Using the first principle of community health education (know your audience) we, as professionals in palliative medicine, will be well served by defining and understanding our four most appropriate audiences:
- Medical and PA students, nursing students, and medical residents in all disciplines
- Physicians, PAs, and NPs in all disciplines
- The community of patients, from NICU to the oldest old, and their loved ones
- CMS, health insurers, and the financial principals with every health organization and in academe
The following comprises possible strategies for each of the defined audiences.
Medical, PA, and nursing students, and medical residents, in all disciplines:
- Construct a required one semester course in palliative medicine for all first year and third year students in the above mentioned student groups
- Construct a mandatory rotation of at least two weeks in palliative medicine for ALL medical residency programs, including radiation, anesthesiology, surgery and subspecialty surgery, emergency medicine and psychiatry. Those in family medicine and internal medicine would complete this in year one and year three. All other medical and surgical residents would complete these rotations in year one and year four.
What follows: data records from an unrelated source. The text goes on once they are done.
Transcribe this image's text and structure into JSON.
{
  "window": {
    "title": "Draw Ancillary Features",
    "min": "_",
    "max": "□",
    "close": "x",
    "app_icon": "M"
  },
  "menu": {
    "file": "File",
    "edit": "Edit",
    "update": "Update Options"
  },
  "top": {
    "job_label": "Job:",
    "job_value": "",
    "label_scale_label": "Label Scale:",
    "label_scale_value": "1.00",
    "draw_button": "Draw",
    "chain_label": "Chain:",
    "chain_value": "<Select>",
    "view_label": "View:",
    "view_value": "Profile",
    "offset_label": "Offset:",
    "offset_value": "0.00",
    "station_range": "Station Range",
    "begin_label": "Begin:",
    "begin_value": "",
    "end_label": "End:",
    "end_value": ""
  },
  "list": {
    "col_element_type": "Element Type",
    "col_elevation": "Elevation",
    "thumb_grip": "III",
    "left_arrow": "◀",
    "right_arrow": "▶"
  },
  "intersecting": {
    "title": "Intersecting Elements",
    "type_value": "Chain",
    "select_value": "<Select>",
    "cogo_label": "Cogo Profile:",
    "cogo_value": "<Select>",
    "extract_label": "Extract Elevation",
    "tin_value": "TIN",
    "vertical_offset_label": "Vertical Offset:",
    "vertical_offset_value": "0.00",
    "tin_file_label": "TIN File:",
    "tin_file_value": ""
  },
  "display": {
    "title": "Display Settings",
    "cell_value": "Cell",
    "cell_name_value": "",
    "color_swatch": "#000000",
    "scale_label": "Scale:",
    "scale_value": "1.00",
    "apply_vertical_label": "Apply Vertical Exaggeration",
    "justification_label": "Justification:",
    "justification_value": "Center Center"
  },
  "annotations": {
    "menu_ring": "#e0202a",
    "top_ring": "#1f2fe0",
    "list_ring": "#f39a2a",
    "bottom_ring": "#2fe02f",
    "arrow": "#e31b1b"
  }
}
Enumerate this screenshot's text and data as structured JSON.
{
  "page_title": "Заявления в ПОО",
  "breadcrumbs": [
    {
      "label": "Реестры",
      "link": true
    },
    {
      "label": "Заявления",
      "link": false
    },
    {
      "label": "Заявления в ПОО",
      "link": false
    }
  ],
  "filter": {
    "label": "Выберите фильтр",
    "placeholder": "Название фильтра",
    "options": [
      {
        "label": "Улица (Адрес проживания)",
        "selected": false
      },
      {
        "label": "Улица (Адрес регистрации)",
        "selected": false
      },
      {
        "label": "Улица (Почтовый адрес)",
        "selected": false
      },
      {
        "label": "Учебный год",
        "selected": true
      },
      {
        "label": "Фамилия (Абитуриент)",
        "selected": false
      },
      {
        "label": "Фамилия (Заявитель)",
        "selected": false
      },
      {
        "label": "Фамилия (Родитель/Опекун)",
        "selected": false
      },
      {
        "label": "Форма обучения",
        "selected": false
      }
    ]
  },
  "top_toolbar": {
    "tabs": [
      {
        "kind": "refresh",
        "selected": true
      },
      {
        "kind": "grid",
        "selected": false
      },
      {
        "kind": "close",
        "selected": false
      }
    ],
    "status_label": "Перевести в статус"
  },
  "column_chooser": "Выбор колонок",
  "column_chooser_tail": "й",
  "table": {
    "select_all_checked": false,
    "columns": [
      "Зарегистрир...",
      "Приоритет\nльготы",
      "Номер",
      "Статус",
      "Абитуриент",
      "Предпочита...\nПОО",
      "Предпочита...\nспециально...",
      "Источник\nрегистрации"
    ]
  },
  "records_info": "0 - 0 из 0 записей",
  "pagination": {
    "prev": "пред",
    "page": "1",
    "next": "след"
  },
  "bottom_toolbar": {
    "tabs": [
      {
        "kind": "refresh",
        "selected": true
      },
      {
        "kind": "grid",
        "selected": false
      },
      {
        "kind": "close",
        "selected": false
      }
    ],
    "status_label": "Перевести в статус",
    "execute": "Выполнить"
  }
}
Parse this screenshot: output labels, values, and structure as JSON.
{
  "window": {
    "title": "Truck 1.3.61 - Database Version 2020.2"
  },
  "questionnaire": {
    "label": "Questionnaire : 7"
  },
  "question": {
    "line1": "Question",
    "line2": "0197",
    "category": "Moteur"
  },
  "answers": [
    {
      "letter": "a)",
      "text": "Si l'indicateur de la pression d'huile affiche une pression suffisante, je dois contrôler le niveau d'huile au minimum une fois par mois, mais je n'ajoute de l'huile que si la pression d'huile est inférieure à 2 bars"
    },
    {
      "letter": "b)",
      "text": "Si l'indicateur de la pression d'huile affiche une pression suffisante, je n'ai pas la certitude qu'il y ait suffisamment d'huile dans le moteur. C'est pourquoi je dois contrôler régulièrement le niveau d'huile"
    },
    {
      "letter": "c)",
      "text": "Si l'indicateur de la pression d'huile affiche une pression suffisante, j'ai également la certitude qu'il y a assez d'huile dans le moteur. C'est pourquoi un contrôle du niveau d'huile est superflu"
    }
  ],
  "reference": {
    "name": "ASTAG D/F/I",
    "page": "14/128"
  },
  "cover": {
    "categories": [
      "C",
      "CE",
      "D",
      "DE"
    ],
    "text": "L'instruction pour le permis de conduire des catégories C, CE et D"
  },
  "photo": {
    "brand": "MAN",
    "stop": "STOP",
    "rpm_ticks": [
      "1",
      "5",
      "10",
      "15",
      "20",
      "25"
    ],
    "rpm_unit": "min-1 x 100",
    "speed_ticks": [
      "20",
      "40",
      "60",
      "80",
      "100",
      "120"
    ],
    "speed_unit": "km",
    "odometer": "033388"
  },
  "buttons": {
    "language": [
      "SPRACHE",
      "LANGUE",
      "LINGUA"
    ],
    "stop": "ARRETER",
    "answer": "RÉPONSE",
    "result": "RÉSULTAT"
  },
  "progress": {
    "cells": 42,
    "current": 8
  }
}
- If Fellowship training follows Residency completion, an additional two-week rotation with the palliative medicine team would be recommended for all Fellows, including those in infectious disease, allergy & immunology, and dermatology, to broaden their perspectives. The goal is to encourage least harm in the most vulnerable populations and creation of well-defined goals of care driven by patient wishes, first and foremost for every physician.
Physicians, PAs and NPs in all disciplines:
- Provide essential conceptual and conversational tools for all healthcare personnel and administrators to increase understanding of the role and timing of palliative care
- Every national board exam and ongoing CME cycle for all physicians and PAs and regularly required CEUs for NPs, would include a percentage of test questions about palliative medicine, hospice care and best practices.
Patients, families, payers, and academics:
- Encourage and facilitate community health discussions about what palliative care is, how it differs from hospice and how it benefits patients and families from birth to death.
Putting Patients and Families First
These ideas are not meant as abstractions; rather, they are intended to drive forward discussions that challenge the last century misconception that palliative care is depressing for those of us who operate under its guidance and wisdom.
In the 21st century, our charge as palliative care providers is to be bold in the pursuit of a strategy that says less is more: more compassionate, more life affirming, more cost effective and more patient-centered.
About the author:
Martie Lynch, PA, received her Master of Science in Physician Assistant Studies from Stanford University School of Medicine. She has worked as a PA for more than 20 years with practice experience in diverse areas including oncology, geriatrics, abdominal organ transplant, disaster medicine, academics, hospice and palliative medicine.